Marsh believes that her classes and others at SPC will help prepare students for college courses and life experiences later on.

"At least in the academic, non-technical programs, students are not at SPC primarily to learn specific facts or a body of knowledge, although we all hope they'll remember what we're teaching them, at least until the end of the semester," she said. "Speaking realistically, most of those facts will probably soon be forgotten. Instead, they are here to train their brains to think in a certain critical way -- an approach that they'll use in other courses, in their job experiences, in their personal decision-making -- to thinking, since they'll use that same brain they bring to my class to think about everything they do from now on."

In order to learn these lessons, Marsh believes that attendance is an important element in a  student’s success.

“I advise them [students] to come to class,” she said.  “They might learn something.  Meaning, they might learn something, even if it's not what they expect to get in that class. I tell them, you never know when something a teacher says, or a question a classmate asks, might make you think of something  else.  Understanding something else from that same course, making a connection with something you're studying in another course, or fitting together as a whole some set of things you've been thinking about in school or life. That kind of connection can only happen if you're in class.”

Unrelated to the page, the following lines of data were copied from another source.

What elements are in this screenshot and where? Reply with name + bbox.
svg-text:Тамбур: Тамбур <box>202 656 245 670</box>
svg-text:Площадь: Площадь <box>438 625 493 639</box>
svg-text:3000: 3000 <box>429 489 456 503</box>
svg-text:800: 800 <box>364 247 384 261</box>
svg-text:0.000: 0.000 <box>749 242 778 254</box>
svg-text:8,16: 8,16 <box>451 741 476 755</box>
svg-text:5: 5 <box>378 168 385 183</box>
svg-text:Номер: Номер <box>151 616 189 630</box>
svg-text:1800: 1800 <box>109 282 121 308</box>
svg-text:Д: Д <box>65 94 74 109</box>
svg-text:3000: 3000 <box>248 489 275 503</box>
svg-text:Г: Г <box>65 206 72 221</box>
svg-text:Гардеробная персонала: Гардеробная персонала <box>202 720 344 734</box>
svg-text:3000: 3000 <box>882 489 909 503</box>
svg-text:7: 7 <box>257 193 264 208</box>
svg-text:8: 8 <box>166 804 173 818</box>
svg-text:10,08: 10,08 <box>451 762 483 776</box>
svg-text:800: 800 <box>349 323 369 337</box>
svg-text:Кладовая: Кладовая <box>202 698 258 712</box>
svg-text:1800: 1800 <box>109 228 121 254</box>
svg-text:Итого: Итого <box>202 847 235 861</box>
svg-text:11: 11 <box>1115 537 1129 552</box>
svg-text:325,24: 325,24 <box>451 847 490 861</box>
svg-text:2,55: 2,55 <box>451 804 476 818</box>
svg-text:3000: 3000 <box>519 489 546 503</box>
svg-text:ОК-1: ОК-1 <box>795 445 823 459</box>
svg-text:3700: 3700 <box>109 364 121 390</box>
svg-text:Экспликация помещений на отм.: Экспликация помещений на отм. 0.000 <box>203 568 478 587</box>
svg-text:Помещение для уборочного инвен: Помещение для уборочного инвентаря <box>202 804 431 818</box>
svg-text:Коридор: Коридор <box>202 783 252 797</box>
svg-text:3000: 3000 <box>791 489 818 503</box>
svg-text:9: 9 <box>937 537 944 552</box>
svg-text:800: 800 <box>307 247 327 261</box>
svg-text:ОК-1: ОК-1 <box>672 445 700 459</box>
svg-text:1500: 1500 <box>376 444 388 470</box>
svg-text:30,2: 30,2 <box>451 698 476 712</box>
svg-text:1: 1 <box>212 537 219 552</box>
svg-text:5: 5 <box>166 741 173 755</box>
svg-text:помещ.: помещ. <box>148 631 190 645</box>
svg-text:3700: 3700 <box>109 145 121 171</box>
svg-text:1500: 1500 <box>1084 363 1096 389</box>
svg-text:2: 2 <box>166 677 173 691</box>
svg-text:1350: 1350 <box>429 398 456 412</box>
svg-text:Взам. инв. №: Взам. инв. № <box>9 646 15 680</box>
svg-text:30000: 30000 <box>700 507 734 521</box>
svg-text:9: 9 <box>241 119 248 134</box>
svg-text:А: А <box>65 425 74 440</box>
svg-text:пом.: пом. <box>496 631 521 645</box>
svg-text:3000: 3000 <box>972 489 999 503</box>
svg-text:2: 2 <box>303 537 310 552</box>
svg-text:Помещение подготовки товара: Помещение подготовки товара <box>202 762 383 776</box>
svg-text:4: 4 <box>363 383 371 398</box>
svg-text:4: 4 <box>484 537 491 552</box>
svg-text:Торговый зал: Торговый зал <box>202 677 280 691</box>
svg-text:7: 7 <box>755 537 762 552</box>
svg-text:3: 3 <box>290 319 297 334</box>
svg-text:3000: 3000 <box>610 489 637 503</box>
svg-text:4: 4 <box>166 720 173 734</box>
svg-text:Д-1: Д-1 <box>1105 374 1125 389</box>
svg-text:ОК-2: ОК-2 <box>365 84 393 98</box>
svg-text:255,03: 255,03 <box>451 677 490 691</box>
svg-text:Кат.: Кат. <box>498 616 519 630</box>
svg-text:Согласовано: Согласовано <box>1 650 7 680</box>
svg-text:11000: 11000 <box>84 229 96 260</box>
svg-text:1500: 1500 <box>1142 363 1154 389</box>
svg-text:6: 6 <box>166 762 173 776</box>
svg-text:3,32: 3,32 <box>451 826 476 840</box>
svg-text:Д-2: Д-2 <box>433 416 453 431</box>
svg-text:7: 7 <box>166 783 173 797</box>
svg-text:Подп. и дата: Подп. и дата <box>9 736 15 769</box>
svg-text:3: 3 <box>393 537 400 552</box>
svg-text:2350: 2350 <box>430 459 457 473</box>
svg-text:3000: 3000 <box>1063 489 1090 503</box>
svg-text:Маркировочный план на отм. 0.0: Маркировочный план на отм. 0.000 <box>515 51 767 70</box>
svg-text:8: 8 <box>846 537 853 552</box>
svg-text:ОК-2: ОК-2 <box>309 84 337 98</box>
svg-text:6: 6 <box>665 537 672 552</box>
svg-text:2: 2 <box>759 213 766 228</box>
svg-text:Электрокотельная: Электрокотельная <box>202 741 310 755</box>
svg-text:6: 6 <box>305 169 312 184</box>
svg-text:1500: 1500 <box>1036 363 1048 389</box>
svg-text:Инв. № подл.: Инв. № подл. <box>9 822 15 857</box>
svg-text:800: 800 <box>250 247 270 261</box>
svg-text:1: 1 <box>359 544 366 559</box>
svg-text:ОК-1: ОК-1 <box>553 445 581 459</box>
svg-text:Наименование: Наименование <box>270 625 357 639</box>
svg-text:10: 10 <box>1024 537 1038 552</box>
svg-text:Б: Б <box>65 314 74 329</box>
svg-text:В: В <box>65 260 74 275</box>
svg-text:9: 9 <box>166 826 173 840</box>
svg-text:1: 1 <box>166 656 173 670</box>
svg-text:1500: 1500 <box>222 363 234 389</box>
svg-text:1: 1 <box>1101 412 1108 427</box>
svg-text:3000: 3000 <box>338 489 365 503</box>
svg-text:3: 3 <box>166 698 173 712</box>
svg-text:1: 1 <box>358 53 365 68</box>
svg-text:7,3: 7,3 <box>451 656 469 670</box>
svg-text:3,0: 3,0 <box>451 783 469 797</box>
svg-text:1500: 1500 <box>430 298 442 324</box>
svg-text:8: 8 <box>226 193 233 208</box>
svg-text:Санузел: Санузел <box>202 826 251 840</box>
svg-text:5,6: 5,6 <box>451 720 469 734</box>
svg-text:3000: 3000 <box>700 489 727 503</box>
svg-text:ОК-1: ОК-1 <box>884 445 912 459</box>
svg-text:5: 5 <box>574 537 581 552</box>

In addition to teaching history, Marsh also has interests in the study of history, as well as some more diverse pursuits.

“My interests include the history and culture of New Mexico, especially northern New Mexico,” she said.  “Also, my current professional and research interest include hiking and being outside, xeriscape gardening and reading, especially about Western history and the Western environment.  I don't consider reading a hobby, though, and cats. I have traveled to Nepal, India, and Kashmir, including hiking to, but not up, Mt.. Everest, and continue to be interested in the culture of that region of the world. I like to play and listen to klezmer music, as well as still being interested in bluegrass. I am interested in the history and culture of my native Appalachia too.“

Marsh has also won a Golden Reel Award for female Bluegrass Vocalist of the Year in 1995 and 1996.  She has served in the faculty senate and was vice-president and president-elect in 2002 and 2003

Marsh said that SPC 's growth over the years has not overshadowed the small-school closeness.

"SPC is a family," she said. "It has been my family for 12 years. The people are wonderful, and I feel part of something special. Even though we've grown so much, the school is still small enough that everyone knows everyone else, and we get to know and care about our students in a way that is meaningful to them as well because our classes are so small."